As an Indonesian girl who grew up competing in pageants in the United States, I make it a priority to keep up with pageant news from the tanah air. Last Friday was the annual Puteri Indonesia pageant and I spent a good portion of my Friday night checking out all the pictures from the event on Instagram. I would’ve watched the pageant itself, but there’s a pesky little12-hour time difference between Jakarta and Washington, DC.
If you didn’t know, Puteri Indonesia is a competition to choose Indonesia’s representative for the Miss Universe competition. Every year, the Puteri Indonesia Organization puts on a big glamorous production attended by the reigning Miss Universe herself.
As I scrolled through various images of the crowning moment, I stopped at one particular photo that caught my attention. On one side of the picture stood the 2017 Puteri Indonesia and her newly crowned successor. Both women, very tall, towered over the significantly shorter Miss Universe. I thought the stark height difference was quite amusing, but I didn’t think much more of it, at least not yet.
Naturally, I kept scrolling through more pictures. The next picture that caught my eye was a photo of the new Puteri Indonesia with the first and second runner-ups. I noticed how the photo looked remarkably similar to the winners photo from the previous year and the year before that. In each picture, the girl crowned Puteri Indonesia was the tallest of the bunch.
This really got me interested in height, so much so that I decided to do some research. After a good 15 minutes of browsing contestant heights, I found that every year since 2011 the winner of Puteri Indonesia has always been taller than the runner-ups. In my opinion, this is something we should be concerned about.
You might stop me and ask why – everyone knows pageants favor tall girls. It is an undeniable fact that pageants favor tall girls. I worry, though, that the Puteri Indonesia pageant has turned into a competition that places too much concentration on height.
Now, I want to make it clear that in my critique, I am not suggesting that any past Puteri Indonesia winners were unworthy of their titles and I would never belittle their accomplishments. I’m also not suggesting that any specific contestant was robbed of the title because of their height. What I’m saying is that when I see this trend, I can’t help but fear that shorter contestants who are equally smart, talented, and driven as some taller contestants are significantly disadvantaged by nothing but their height. Keep in mind there aren’t really any “short” contestants who compete at Puteri Indonesia. Girls have to be at least 170 centimeters to compete, and the height of the average Indonesian woman is anywhere from 150 to 160 centimeters.
Philippines’ Pia Wurtzbach who stands at a solid 168 centimeters clinched the Miss Universe title in 2015. However, if she were Indonesian, she would’ve been ineligible to compete for Puteri Indonesia, eliminating all chances of her going to Miss Universe.
It seems like in recent years Miss Universe has begun to put less of an importance on height and it would be wise of us to follow suit. Let’s make sure we are choosing the most qualified contestant based on the things they say and how they conduct themselves, and let’s let things like height take a backseat.
Even though more work needs to be done on that front, I think Puteri Indonesia has made some important progress in producing winners that defy typical Indonesian beauty standards. I still remember the excitement I felt when I saw Puteri Indonesia Pariwisata 2016, Intan Aletrino, wearing her gorgeous natural curly locks while on official duty. Up until that moment, I had never seen a national titleholder who had hair like me and was proud to show it off the way she did.
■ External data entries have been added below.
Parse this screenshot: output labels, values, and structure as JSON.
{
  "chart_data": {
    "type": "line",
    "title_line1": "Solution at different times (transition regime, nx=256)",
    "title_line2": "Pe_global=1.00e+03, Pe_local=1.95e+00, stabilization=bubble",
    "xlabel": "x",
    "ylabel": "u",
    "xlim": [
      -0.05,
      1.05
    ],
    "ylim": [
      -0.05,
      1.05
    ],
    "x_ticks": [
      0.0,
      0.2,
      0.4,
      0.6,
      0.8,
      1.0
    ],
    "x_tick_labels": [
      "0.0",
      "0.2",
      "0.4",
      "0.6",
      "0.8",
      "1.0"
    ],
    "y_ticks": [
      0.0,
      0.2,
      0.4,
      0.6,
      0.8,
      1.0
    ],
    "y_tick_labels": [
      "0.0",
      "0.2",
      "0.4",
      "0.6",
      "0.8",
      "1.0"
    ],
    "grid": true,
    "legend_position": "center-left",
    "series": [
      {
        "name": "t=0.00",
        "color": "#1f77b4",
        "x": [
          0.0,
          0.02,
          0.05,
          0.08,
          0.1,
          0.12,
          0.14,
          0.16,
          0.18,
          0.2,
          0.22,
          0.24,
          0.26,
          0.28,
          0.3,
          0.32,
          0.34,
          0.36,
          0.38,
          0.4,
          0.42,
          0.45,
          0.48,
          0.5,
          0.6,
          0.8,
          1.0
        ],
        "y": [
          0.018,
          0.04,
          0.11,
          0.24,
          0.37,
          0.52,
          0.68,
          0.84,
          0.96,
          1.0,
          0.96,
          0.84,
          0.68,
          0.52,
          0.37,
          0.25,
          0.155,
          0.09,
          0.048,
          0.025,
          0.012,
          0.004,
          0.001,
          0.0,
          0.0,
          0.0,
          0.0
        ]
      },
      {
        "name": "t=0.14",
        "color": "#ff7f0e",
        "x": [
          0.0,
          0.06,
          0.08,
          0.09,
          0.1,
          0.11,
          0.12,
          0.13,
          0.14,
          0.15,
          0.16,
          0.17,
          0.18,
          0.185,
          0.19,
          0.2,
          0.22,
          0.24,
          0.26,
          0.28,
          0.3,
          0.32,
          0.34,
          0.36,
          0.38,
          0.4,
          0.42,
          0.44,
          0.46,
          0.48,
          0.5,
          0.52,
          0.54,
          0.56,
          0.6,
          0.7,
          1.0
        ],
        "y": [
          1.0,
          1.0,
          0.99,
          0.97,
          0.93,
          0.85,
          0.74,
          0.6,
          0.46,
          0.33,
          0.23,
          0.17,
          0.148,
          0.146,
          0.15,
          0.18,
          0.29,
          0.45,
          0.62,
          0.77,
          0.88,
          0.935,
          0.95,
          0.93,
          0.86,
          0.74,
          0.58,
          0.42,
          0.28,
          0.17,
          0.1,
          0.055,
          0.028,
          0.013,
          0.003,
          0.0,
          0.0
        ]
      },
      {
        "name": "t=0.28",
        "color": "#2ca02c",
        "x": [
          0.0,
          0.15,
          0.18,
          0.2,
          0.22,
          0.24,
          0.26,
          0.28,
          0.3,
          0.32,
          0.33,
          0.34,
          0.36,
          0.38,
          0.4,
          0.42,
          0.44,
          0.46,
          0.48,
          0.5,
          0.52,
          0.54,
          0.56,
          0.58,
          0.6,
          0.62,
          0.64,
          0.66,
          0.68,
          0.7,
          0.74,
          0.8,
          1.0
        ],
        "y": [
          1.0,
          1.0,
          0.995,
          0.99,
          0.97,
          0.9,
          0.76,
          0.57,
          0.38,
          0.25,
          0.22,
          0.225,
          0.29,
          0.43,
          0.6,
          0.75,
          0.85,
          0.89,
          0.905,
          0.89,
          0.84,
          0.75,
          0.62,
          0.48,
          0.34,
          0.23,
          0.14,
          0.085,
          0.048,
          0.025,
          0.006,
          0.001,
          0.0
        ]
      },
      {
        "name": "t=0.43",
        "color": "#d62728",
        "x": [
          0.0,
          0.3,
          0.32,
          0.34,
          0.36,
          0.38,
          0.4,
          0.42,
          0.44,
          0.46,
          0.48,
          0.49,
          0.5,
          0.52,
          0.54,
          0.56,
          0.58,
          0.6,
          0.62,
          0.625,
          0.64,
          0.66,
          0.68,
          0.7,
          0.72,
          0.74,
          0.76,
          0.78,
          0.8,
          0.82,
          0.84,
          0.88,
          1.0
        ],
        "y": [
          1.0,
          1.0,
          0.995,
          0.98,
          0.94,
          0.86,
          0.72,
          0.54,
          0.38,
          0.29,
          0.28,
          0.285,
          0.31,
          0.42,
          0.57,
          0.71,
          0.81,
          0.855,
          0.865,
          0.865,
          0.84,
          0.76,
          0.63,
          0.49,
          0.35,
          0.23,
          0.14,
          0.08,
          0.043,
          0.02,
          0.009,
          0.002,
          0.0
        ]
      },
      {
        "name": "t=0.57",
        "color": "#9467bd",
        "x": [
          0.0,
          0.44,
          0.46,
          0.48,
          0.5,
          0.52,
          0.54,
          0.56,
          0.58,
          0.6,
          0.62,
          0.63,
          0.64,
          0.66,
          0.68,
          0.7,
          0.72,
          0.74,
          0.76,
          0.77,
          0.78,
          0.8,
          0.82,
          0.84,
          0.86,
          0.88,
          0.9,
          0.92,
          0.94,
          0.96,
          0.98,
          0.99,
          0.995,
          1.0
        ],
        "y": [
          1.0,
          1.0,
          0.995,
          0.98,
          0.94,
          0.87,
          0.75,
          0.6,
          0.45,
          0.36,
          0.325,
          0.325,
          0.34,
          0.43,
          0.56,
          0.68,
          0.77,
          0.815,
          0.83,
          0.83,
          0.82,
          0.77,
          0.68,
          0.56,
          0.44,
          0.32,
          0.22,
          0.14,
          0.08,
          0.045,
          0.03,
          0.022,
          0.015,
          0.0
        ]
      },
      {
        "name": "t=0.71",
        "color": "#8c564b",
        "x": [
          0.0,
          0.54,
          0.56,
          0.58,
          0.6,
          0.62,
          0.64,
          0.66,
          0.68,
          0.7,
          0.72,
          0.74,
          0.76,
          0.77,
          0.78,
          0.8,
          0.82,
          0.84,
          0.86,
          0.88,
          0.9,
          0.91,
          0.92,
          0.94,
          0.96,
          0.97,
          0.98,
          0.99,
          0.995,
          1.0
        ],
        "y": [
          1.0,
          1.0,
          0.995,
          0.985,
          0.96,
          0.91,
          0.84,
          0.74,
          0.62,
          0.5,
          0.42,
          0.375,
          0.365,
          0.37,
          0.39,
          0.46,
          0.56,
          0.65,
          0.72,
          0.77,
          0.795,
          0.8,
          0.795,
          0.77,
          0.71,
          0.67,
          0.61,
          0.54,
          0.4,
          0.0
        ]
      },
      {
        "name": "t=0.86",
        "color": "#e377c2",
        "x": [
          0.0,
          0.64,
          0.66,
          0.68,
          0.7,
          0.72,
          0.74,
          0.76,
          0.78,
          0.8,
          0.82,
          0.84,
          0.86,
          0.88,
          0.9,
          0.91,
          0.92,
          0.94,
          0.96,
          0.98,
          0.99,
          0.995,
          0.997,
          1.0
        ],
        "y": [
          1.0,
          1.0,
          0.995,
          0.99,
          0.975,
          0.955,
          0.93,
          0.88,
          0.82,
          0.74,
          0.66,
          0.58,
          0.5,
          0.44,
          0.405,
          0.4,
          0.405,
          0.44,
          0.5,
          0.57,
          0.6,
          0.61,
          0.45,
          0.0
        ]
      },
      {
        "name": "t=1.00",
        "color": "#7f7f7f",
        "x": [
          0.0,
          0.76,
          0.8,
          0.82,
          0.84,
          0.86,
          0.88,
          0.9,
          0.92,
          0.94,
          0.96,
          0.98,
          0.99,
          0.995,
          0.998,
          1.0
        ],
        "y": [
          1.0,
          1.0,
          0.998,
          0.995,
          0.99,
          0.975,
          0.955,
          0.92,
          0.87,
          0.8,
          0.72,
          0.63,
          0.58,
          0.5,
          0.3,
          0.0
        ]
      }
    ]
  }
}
Another person who shook things up was Bunga Jelitha, Puteri Indonesia 2017. Bunga, who sported a darker complexion than the typical Puteri Indonesia winners, faced bullying on social media after her crowning. It’s sad and ridiculous that a girl whose skin tone resembles the majority of Indonesians was made to feel like a bad representative of Indonesian beauty by none other than Indonesians themselves.
My hope for Puteri Indonesia is an even greater growth and embrace of inclusivity. I want girls across Indonesia to watch the pageant and see themselves represented in not just one of the 39 beautiful contestants but in the winners as well.
When I was a girl, I watched a video put out by the Miss Universe organization titled “Beauty in Indonesia” that deeply inspired me. The video featured Puteri Indonesia 2011 Nadine Alexandra and was made on the occasion of Miss Universe 2011 Leila Lopes’ visit to Indonesia. In the video, Nadine detailed how darker skinned people in Indonesia are made to feel inferior and she talked about how she hoped Leila, a black Miss Universe, was able to encourage girls to love who they are.
Seven years on, in a country where light-skinned stars continue to dominate the screens and skin whitening products continue to flood the shelves, that message needs to be heard more than ever. It is vital that Puteri Indonesia plays a part in spreading that message. Puteri Indonesia has the power to redefine what it means to be beautiful in Indonesia, they just have to remember to use it.
Azalea Johannes is currently a high school senior living in Washington, DC. She moved to the United States at age five with her family. She recently spent two years living in Jakarta attending a public school that helped her to become more acquainted with Indonesian life and culture.